Stieg Larsson’s three books featuring the female hacker Lisbeth Salander and campaigning journalist Mikael Blomkvist have been a huge worldwide hit. To date, 27 million copies of The Girl With The Dragon Tattoo, The Girl Who Played With Fire and The Girl Who Kicked The Hornet’s Nest have been bought, passed around between friends, and discussed intently. Now I’m joining in… a little late perhaps, but keen as mustard.

I love the idea that Larsson is not your average thriller writer, but was a renowned investigative journalist, intent on uncovering neo-Nazi groups in his native Sweden. Tragically, he died before his Millennium trilogy was published.
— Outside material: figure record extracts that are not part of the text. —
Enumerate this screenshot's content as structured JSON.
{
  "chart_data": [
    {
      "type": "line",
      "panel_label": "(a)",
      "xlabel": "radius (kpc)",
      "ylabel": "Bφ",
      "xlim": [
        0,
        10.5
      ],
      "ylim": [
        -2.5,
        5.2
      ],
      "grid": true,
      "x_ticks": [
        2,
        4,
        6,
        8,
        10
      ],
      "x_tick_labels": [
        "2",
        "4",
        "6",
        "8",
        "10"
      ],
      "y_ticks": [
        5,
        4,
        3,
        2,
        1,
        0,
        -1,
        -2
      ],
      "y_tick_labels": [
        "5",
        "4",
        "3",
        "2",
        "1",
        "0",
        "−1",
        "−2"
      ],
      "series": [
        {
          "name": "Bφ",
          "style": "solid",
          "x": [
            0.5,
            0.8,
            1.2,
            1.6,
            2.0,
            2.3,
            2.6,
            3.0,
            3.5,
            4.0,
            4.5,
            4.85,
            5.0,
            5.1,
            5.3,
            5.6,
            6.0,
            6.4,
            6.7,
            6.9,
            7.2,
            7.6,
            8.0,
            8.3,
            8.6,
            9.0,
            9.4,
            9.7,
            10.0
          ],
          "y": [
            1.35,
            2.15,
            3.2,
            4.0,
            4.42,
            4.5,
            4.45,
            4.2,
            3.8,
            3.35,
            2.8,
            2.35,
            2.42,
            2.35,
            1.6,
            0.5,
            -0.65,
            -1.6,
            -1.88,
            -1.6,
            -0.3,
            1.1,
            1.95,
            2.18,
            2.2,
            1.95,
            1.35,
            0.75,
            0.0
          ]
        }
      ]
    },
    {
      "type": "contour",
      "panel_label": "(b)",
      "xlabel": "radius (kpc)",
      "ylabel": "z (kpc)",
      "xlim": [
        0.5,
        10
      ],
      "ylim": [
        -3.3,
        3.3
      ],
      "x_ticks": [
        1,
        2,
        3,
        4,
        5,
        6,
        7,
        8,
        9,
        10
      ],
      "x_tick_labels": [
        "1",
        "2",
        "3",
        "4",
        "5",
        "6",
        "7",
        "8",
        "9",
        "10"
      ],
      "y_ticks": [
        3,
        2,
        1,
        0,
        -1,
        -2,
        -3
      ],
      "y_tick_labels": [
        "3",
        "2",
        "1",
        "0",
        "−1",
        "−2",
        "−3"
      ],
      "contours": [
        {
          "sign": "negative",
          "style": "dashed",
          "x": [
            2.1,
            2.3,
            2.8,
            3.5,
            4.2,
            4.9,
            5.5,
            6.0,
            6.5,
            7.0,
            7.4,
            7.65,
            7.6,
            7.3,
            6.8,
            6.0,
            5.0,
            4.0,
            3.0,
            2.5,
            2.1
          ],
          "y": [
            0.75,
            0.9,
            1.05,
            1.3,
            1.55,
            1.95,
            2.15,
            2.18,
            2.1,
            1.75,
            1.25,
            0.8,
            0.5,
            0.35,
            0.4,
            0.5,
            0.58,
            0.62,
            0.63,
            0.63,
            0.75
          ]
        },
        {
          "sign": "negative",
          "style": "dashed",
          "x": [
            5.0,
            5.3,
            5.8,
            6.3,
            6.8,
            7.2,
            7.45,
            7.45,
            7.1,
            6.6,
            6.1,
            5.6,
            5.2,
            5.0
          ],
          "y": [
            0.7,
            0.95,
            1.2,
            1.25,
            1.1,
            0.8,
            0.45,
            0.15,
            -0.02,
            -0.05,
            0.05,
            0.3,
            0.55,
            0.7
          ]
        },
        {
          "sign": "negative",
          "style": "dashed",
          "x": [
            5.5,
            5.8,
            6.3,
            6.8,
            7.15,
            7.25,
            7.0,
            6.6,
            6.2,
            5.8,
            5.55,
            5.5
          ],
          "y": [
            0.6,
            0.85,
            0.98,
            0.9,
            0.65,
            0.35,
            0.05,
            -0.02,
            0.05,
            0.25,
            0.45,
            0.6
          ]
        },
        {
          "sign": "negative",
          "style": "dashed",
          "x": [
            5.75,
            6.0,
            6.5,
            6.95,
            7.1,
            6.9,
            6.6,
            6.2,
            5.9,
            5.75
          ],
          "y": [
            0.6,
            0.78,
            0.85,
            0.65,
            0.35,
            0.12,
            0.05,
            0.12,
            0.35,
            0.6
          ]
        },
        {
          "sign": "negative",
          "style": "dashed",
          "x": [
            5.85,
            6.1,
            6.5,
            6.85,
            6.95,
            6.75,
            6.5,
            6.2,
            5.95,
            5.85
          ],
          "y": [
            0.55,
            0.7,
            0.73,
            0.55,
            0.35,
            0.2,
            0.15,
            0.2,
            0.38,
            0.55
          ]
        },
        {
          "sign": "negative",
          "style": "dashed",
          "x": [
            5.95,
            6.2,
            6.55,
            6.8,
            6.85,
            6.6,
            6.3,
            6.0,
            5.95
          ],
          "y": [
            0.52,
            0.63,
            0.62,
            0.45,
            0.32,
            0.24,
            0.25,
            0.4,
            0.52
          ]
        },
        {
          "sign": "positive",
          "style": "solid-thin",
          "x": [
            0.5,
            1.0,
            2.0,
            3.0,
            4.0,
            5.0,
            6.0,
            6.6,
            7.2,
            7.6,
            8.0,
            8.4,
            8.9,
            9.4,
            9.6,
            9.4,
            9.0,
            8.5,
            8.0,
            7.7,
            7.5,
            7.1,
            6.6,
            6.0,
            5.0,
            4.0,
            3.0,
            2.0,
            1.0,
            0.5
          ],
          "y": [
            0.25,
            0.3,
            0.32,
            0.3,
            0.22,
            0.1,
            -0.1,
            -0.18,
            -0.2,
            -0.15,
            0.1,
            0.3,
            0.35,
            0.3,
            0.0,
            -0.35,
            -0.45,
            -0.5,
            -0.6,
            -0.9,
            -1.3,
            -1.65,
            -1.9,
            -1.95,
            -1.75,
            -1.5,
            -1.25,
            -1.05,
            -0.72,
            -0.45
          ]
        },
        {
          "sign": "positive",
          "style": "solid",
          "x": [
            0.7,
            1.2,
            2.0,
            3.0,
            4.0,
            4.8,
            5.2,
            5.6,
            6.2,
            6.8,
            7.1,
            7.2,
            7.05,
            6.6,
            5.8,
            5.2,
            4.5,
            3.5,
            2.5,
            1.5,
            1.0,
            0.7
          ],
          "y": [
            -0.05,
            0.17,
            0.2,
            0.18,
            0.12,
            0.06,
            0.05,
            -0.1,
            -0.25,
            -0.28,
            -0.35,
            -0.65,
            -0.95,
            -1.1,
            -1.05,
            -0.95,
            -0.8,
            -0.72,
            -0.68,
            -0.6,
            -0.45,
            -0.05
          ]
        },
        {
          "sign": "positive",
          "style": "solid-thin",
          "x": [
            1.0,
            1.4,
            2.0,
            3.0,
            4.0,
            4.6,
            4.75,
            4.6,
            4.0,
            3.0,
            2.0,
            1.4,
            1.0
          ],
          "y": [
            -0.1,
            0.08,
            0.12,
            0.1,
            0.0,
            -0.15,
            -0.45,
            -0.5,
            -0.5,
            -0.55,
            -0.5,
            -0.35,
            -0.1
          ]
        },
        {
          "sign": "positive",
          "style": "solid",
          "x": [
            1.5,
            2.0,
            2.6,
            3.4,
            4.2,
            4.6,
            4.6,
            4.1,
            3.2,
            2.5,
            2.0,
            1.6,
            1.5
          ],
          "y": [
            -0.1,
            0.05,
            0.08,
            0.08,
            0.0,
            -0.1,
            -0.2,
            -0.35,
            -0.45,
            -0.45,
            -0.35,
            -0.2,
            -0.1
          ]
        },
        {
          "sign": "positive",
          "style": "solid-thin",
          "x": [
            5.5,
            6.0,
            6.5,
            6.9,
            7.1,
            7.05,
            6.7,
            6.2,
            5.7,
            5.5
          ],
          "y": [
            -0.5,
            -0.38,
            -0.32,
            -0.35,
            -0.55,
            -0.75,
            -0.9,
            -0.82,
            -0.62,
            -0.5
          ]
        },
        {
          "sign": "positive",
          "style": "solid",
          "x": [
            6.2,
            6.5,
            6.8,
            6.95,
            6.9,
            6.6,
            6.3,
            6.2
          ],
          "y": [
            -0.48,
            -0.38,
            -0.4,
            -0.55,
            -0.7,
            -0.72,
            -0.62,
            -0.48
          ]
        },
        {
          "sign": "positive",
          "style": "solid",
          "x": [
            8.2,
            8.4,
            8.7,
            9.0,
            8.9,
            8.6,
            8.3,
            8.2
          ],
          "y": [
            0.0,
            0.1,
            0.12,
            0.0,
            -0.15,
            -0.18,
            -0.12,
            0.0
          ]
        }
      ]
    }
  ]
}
The books are filled with nasty characters and ultra-violent scenes, but for female readers of all ages, they seem to have a compelling hold. Psychologies books columnist Mariella Frostrup turned up her nose when I asked if she’d read them, but many other literate women I know from Orange Prize judge (and Vogue editor) Alex Shulman to journalists Viv Groskop and Louise France are as enthusiastic as I am.

Why? I think it’s the bisexual, skinny, feisty survivor Lisbeth Salander who keeps our attention. In the movie she’s played by Noomi Rapace, who has spoken of how her punkish youth paralleled some of Salander’s attitudes. But the most intriguing theory is that Larsson based Lisbeth on the children’s book character Pippi Longstocking.

Strong, fiery, unconventional, Pippi was anti-authoritarian to the core, trusting very few adults, and making fools of the rest. Survivor of a dysfunctional childhood, Lisbeth plays the same kind of game: she’s tough and she’s out to win. She uses her brain, her body and her instincts equally, and while she may be a little strange perhaps, she’s definitely one of the good girls. I like that in a fictional heroine.